Un critique culinaire l'avoue : dans les wagons-bars SNCF, on peut manger un plat qui remplit de bonheur
Comme les chefs étoilés, les critiques gastronomiques ont tous un petit plaisir coupable, plus ou moins assumé. Des aliments simples, trop gras ou trop sucrés, croustillants ou mous à l'excès, qui les font saliver. Comme ce plat de brasserie, servi à bord des TGV et qui fait le bonheur d'un critique réputé...

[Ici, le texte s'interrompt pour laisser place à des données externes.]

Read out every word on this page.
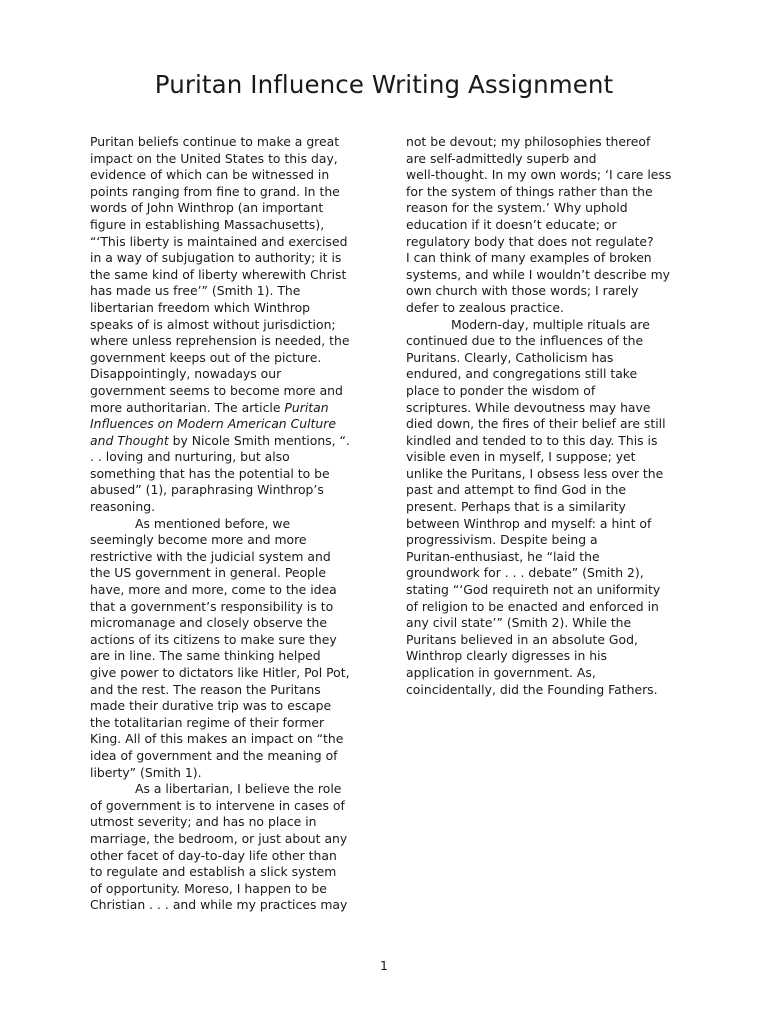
Puritan Influence Writing Assignment
Puritan beliefs continue to make a great
impact on the United States to this day,
evidence of which can be witnessed in
points ranging from fine to grand. In the
words of John Winthrop (an important
figure in establishing Massachusetts),
“‘This liberty is maintained and exercised
in a way of subjugation to authority; it is
the same kind of liberty wherewith Christ
has made us free’” (Smith 1). The
libertarian freedom which Winthrop
speaks of is almost without jurisdiction;
where unless reprehension is needed, the
government keeps out of the picture.
Disappointingly, nowadays our
government seems to become more and
more authoritarian. The article Puritan
Influences on Modern American Culture
and Thought by Nicole Smith mentions, “.
. . loving and nurturing, but also
something that has the potential to be
abused” (1), paraphrasing Winthrop’s
reasoning.
As mentioned before, we
seemingly become more and more
restrictive with the judicial system and
the US government in general. People
have, more and more, come to the idea
that a government’s responsibility is to
micromanage and closely observe the
actions of its citizens to make sure they
are in line. The same thinking helped
give power to dictators like Hitler, Pol Pot,
and the rest. The reason the Puritans
made their durative trip was to escape
the totalitarian regime of their former
King. All of this makes an impact on “the
idea of government and the meaning of
liberty” (Smith 1).
As a libertarian, I believe the role
of government is to intervene in cases of
utmost severity; and has no place in
marriage, the bedroom, or just about any
other facet of day-to-day life other than
to regulate and establish a slick system
of opportunity. Moreso, I happen to be
Christian . . . and while my practices may
not be devout; my philosophies thereof
are self-admittedly superb and
well-thought. In my own words; ‘I care less
for the system of things rather than the
reason for the system.’ Why uphold
education if it doesn’t educate; or
regulatory body that does not regulate?
I can think of many examples of broken
systems, and while I wouldn’t describe my
own church with those words; I rarely
defer to zealous practice.
Modern-day, multiple rituals are
continued due to the influences of the
Puritans. Clearly, Catholicism has
endured, and congregations still take
place to ponder the wisdom of
scriptures. While devoutness may have
died down, the fires of their belief are still
kindled and tended to to this day. This is
visible even in myself, I suppose; yet
unlike the Puritans, I obsess less over the
past and attempt to find God in the
present. Perhaps that is a similarity
between Winthrop and myself: a hint of
progressivism. Despite being a
Puritan-enthusiast, he “laid the
groundwork for . . . debate” (Smith 2),
stating “‘God requireth not an uniformity
of religion to be enacted and enforced in
any civil state’” (Smith 2). While the
Puritans believed in an absolute God,
Winthrop clearly digresses in his
application in government. As,
coincidentally, did the Founding Fathers.
1
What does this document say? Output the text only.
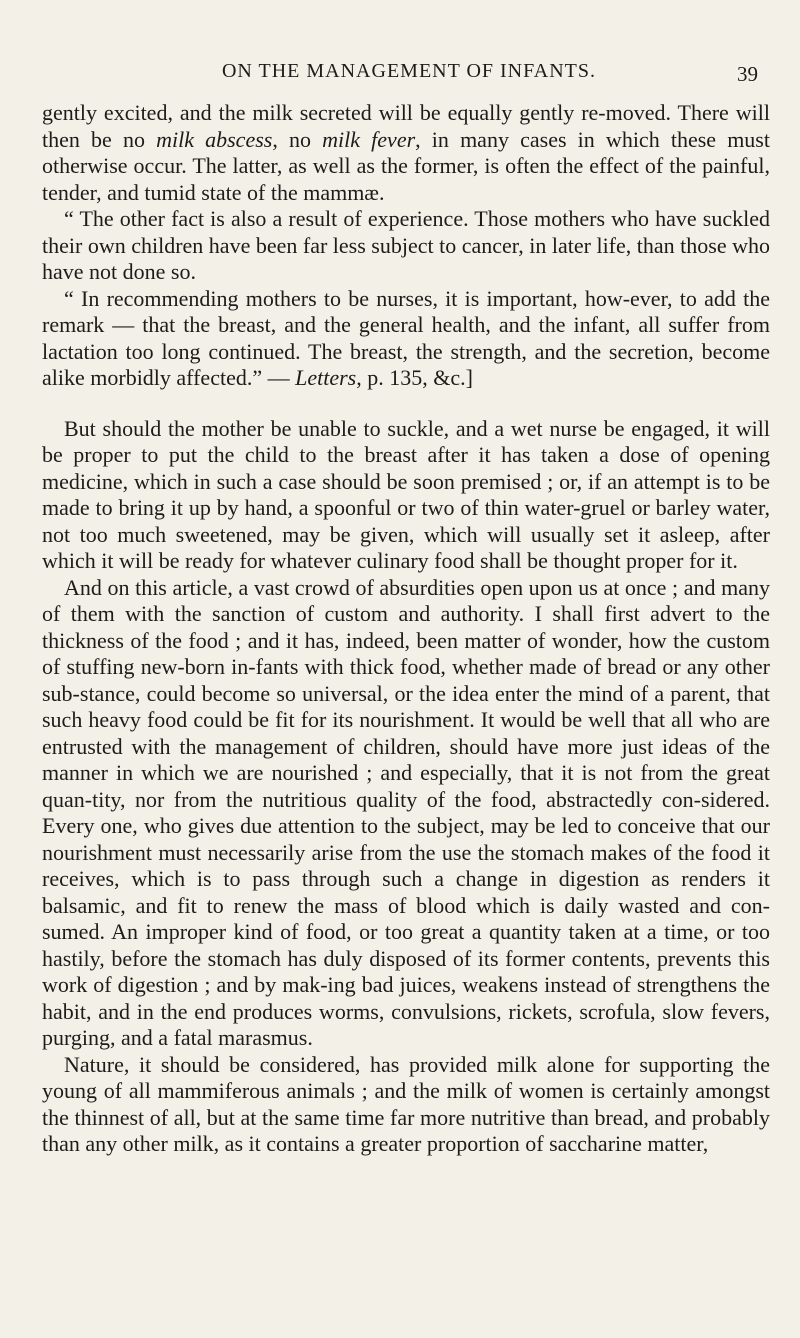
ON THE MANAGEMENT OF INFANTS.	39

gently excited, and the milk secreted will be equally gently re-moved. There will then be no milk abscess, no milk fever, in many cases in which these must otherwise occur. The latter, as well as the former, is often the effect of the painful, tender, and tumid state of the mammæ.

“ The other fact is also a result of experience. Those mothers who have suckled their own children have been far less subject to cancer, in later life, than those who have not done so.

“ In recommending mothers to be nurses, it is important, how-ever, to add the remark — that the breast, and the general health, and the infant, all suffer from lactation too long continued. The breast, the strength, and the secretion, become alike morbidly affected.” — Letters, p. 135, &c.]

But should the mother be unable to suckle, and a wet nurse be engaged, it will be proper to put the child to the breast after it has taken a dose of opening medicine, which in such a case should be soon premised ; or, if an attempt is to be made to bring it up by hand, a spoonful or two of thin water-gruel or barley water, not too much sweetened, may be given, which will usually set it asleep, after which it will be ready for whatever culinary food shall be thought proper for it.

And on this article, a vast crowd of absurdities open upon us at once ; and many of them with the sanction of custom and authority. I shall first advert to the thickness of the food ; and it has, indeed, been matter of wonder, how the custom of stuffing new-born in-fants with thick food, whether made of bread or any other sub-stance, could become so universal, or the idea enter the mind of a parent, that such heavy food could be fit for its nourishment. It would be well that all who are entrusted with the management of children, should have more just ideas of the manner in which we are nourished ; and especially, that it is not from the great quan-tity, nor from the nutritious quality of the food, abstractedly con-sidered. Every one, who gives due attention to the subject, may be led to conceive that our nourishment must necessarily arise from the use the stomach makes of the food it receives, which is to pass through such a change in digestion as renders it balsamic, and fit to renew the mass of blood which is daily wasted and con-sumed. An improper kind of food, or too great a quantity taken at a time, or too hastily, before the stomach has duly disposed of its former contents, prevents this work of digestion ; and by mak-ing bad juices, weakens instead of strengthens the habit, and in the end produces worms, convulsions, rickets, scrofula, slow fevers, purging, and a fatal marasmus.

Nature, it should be considered, has provided milk alone for supporting the young of all mammiferous animals ; and the milk of women is certainly amongst the thinnest of all, but at the same time far more nutritive than bread, and probably than any other milk, as it contains a greater proportion of saccharine matter,
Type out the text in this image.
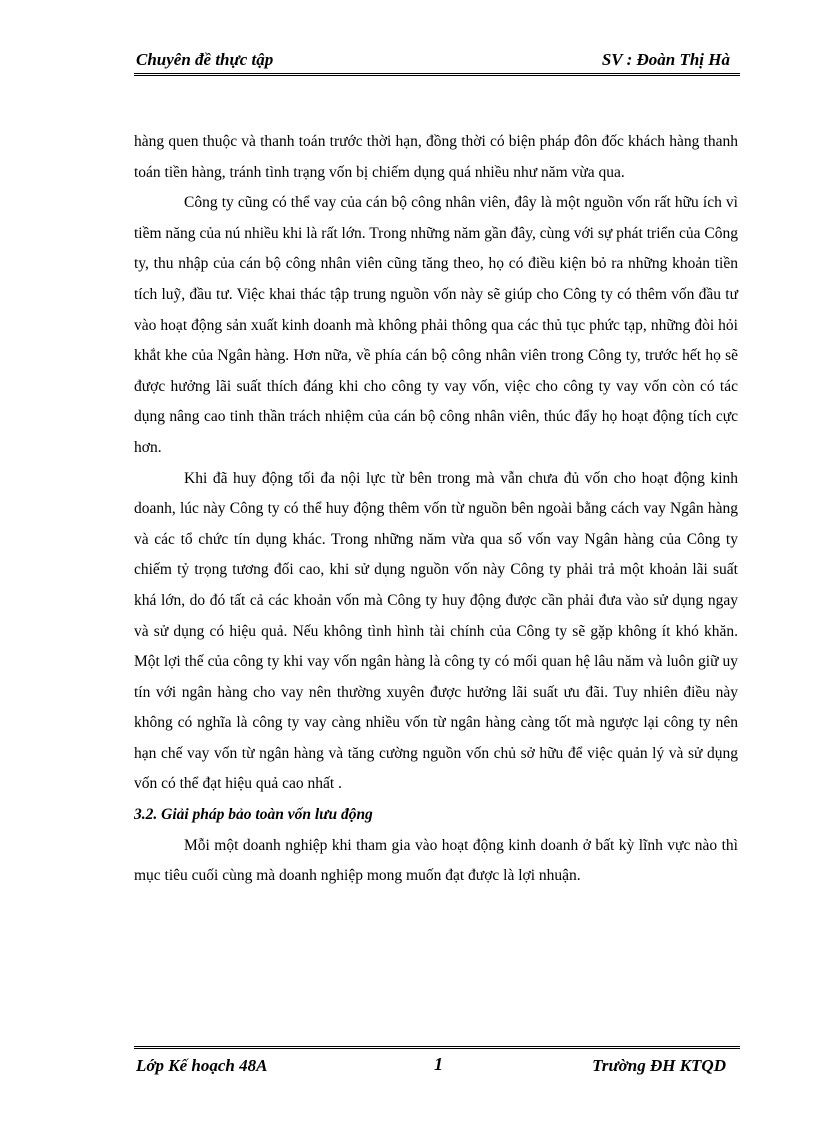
Chuyên đề thực tập	SV : Đoàn Thị Hà

hàng quen thuộc và thanh toán trước thời hạn, đồng thời có biện pháp đôn đốc khách hàng thanh toán tiền hàng, tránh tình trạng vốn bị chiếm dụng quá nhiều như năm vừa qua.

Công ty cũng có thể vay của cán bộ công nhân viên, đây là một nguồn vốn rất hữu ích vì tiềm năng của nú nhiều khi là rất lớn. Trong những năm gần đây, cùng với sự phát triển của Công ty, thu nhập của cán bộ công nhân viên cũng tăng theo, họ có điều kiện bỏ ra những khoản tiền tích luỹ, đầu tư. Việc khai thác tập trung nguồn vốn này sẽ giúp cho Công ty có thêm vốn đầu tư vào hoạt động sản xuất kinh doanh mà không phải thông qua các thủ tục phức tạp, những đòi hỏi khắt khe của Ngân hàng. Hơn nữa, về phía cán bộ công nhân viên trong Công ty, trước hết họ sẽ được hưởng lãi suất thích đáng khi cho công ty vay vốn, việc cho công ty vay vốn còn có tác dụng nâng cao tinh thần trách nhiệm của cán bộ công nhân viên, thúc đẩy họ hoạt động tích cực hơn.

Khi đã huy động tối đa nội lực từ bên trong mà vẫn chưa đủ vốn cho hoạt động kinh doanh, lúc này Công ty có thể huy động thêm vốn từ nguồn bên ngoài bằng cách vay Ngân hàng và các tổ chức tín dụng khác. Trong những năm vừa qua số vốn vay Ngân hàng của Công ty chiếm tỷ trọng tương đối cao, khi sử dụng nguồn vốn này Công ty phải trả một khoản lãi suất khá lớn, do đó tất cả các khoản vốn mà Công ty huy động được cần phải đưa vào sử dụng ngay và sử dụng có hiệu quả. Nếu không tình hình tài chính của Công ty sẽ gặp không ít khó khăn. Một lợi thế của công ty khi vay vốn ngân hàng là công ty có mối quan hệ lâu năm và luôn giữ uy tín với ngân hàng cho vay nên thường xuyên được hưởng lãi suất ưu đãi. Tuy nhiên điều này không có nghĩa là công ty vay càng nhiều vốn từ ngân hàng càng tốt mà ngược lại công ty nên hạn chế vay vốn từ ngân hàng và tăng cường nguồn vốn chủ sở hữu để việc quản lý và sử dụng vốn có thể đạt hiệu quả cao nhất .

3.2. Giải pháp bảo toàn vốn lưu động

Mỗi một doanh nghiệp khi tham gia vào hoạt động kinh doanh ở bất kỳ lĩnh vực nào thì mục tiêu cuối cùng mà doanh nghiệp mong muốn đạt được là lợi nhuận.

Lớp Kế hoạch 48A	1	Trường ĐH KTQD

Pour Stéphanie Le Quellec, ce sont les nuggets du McDo : une panure bien dorée, croustillante sous la dent, un cœur chaud et moelleux, légèrement salé. Pour Éric Fréchon, les crocodiles Haribo, colorés, élastiques et bien sucrés. Hélène Darroze, elle, craque pour le Caprice des Dieux : un fromage lisse, doux et ultra crémeux, sans croûte ni aspérité, qui fond lentement en bouche. Même les palais les plus affûtés aiment parfois revenir à des aliments rassurants et sans sophistication. Habitué aux sauces réduites et aux cuissons millimétrées, le journaliste culinaire Robin Panfili assume pleinement cette gourmandise décomplexée. Lui qui fréquente les plus grandes tables étoilées se régale aussi avec un McFlurry McDonald's, sans nappage mais avec des M&M's en topping précise-t-il, pour le contraste entre la glace et les éclats chocolatés, ou encore avec le chou à la crème de chez Mamiche, apprécié pour sa pâte légère et sa garniture généreuse et vanillée.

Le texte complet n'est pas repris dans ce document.